I'm currently dealing with chat data from an educational setting. Statistics reveal that there are 6150 different words in these chats, 3157 not known by the dictionary. More than 50% of the words are not known! To be able to do anything with these chats they need to be "cleaned". Wilson Wong and his co-workers have come up with a method for Cleaning dirty texts which is the first non-trivial attempt I have seen to attack the problem. Cudo's. Matthew Hurst, jokingly on April 1st, quotes the boss of Google: Our spelling correction...is an example of AI. Matthew sounded a little bit cynical, but is spelling correction not a fundamental step in connecting language and meaning. If all of the wonderful technology stumbles on something trivial as a spelling error, what is left?
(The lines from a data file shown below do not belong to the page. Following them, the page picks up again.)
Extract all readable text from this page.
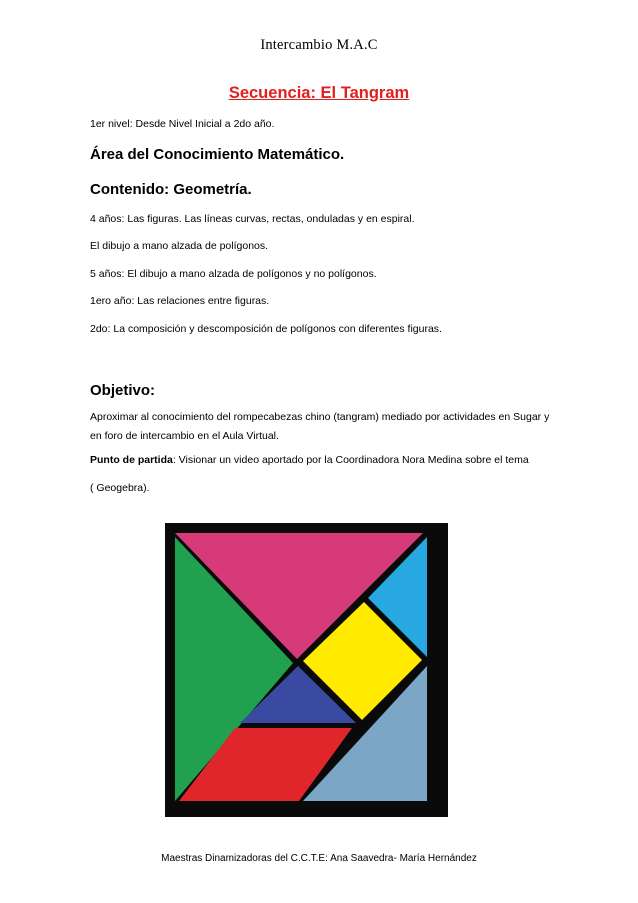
Intercambio M.A.C
Secuencia: El Tangram
1er nivel: Desde Nivel Inicial a 2do año.
Área del Conocimiento Matemático.
Contenido: Geometría.
4 años: Las figuras. Las líneas curvas, rectas, onduladas y en espiral.
El dibujo a mano alzada de polígonos.
5 años: El dibujo a mano alzada de polígonos y no polígonos.
1ero año: Las relaciones entre figuras.
2do: La composición y descomposición de polígonos con diferentes figuras.
Objetivo:
Aproximar al conocimiento del rompecabezas chino (tangram) mediado por actividades en Sugar y en foro de intercambio en el Aula Virtual.
Punto de partida: Visionar un video aportado por la Coordinadora Nora Medina sobre el tema
( Geogebra).
Maestras Dinamizadoras del C.C.T.E: Ana Saavedra- María Hernández
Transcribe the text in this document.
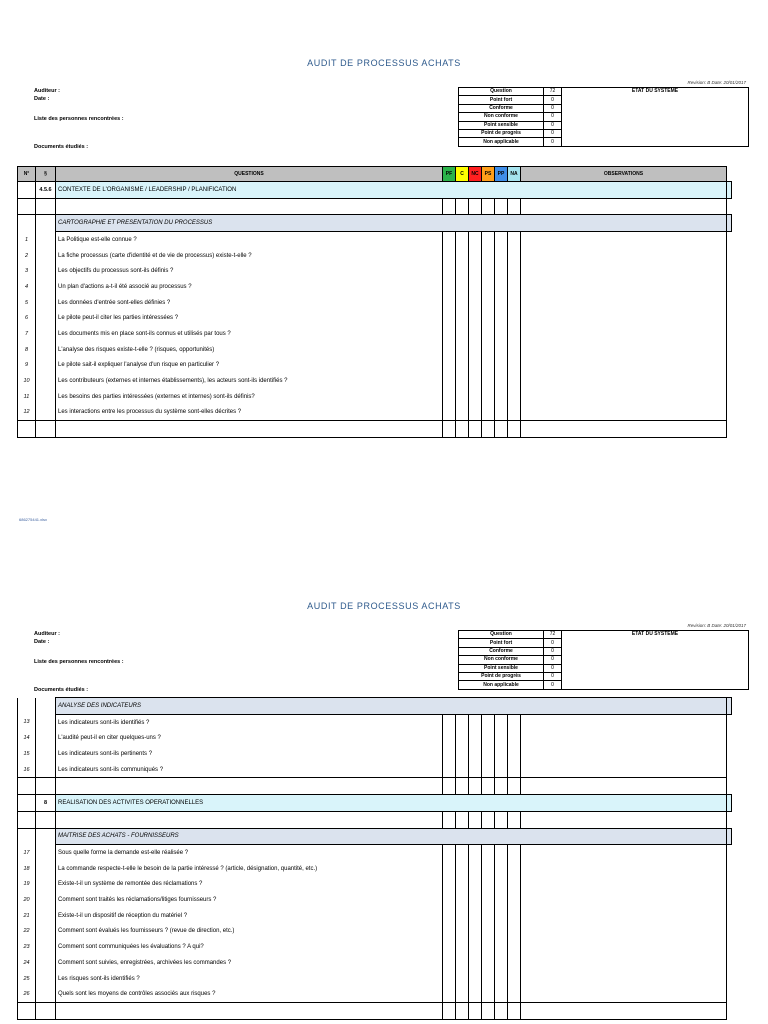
AUDIT DE PROCESSUS ACHATS
Revision: B Date: 20/01/2017
Auditeur :
Date :
Liste des personnes rencontrées :
Documents étudiés :
Question	72	ETAT DU SYSTÈME
Point fort	0	
Conforme	0	
Non conforme	0	
Point sensible	0	
Point de progrès	0	
Non applicable	0	
N°	§	QUESTIONS	PF	C	NC	PS	PP	NA	OBSERVATIONS	
	4.5.6	CONTEXTE DE L'ORGANISME / LEADERSHIP / PLANIFICATION								

		CARTOGRAPHIE ET PRESENTATION DU PROCESSUS								
1		La Politique est-elle connue ?								
2		La fiche processus (carte d'identité et de vie de processus) existe-t-elle ?								
3		Les objectifs du processus sont-ils définis ?								
4		Un plan d'actions a-t-il été associé au processus ?								
5		Les données d'entrée sont-elles définies ?								
6		Le pilote peut-il citer les parties intéressées ?								
7		Les documents mis en place sont-ils connus et utilisés par tous ?								
8		L'analyse des risques existe-t-elle ? (risques, opportunités)								
9		Le pilote sait-il expliquer l'analyse d'un risque en particulier ?								
10		Les contributeurs (externes et internes établissements), les acteurs sont-ils identifiés ?								
11		Les besoins des parties intéressées (externes et internes) sont-ils définis?								
12		Les interactions entre les processus du système sont-elles décrites ?								

686275441.xlsx
AUDIT DE PROCESSUS ACHATS
Revision: B Date: 20/01/2017
Auditeur :
Date :
Liste des personnes rencontrées :
Documents étudiés :
Question	72	ETAT DU SYSTÈME
Point fort	0	
Conforme	0	
Non conforme	0	
Point sensible	0	
Point de progrès	0	
Non applicable	0	
		ANALYSE DES INDICATEURS								
13		Les indicateurs sont-ils identifiés ?								
14		L'audité peut-il en citer quelques-uns ?								
15		Les indicateurs sont-ils pertinents ?								
16		Les indicateurs sont-ils communiqués ?								

	8	REALISATION DES ACTIVITES OPERATIONNELLES								

		MAITRISE DES ACHATS - FOURNISSEURS								
17		Sous quelle forme la demande est-elle réalisée ?								
18		La commande respecte-t-elle le besoin de la partie intéressé ? (article, désignation, quantité, etc.)								
19		Existe-t-il un système de remontée des réclamations ?								
20		Comment sont traités les réclamations/litiges fournisseurs ?								
21		Existe-t-il un dispositif de réception du matériel ?								
22		Comment sont évalués les fournisseurs ? (revue de direction, etc.)								
23		Comment sont communiquées les évaluations ? A qui?								
24		Comment sont suivies, enregistrées, archivées les commandes ?								
25		Les risques sont-ils identifiés ?								
26		Quels sont les moyens de contrôles associés aux risques ?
I'm applying Wong's ideas to my data and the results are encouraging, but not as spectaculair as the 96%+ correct corrections he is quoting. Perhaps it is my data :-), perhaps it is an imperfection in his method.
One of the most challenging examples in my data is k hbe geni dee (in Dutch). All four words are incorrect. The correct spelling is: ik heb geen idee. Which translates as: I have no idea, something social researchers of educational data find significant.
Conclusion: spelling correction is taken seriously by researchers and tools like Google. I think this is good news. Google performs well at single word errors and poorly at multi-word errors, and it does only correct the query (not the results).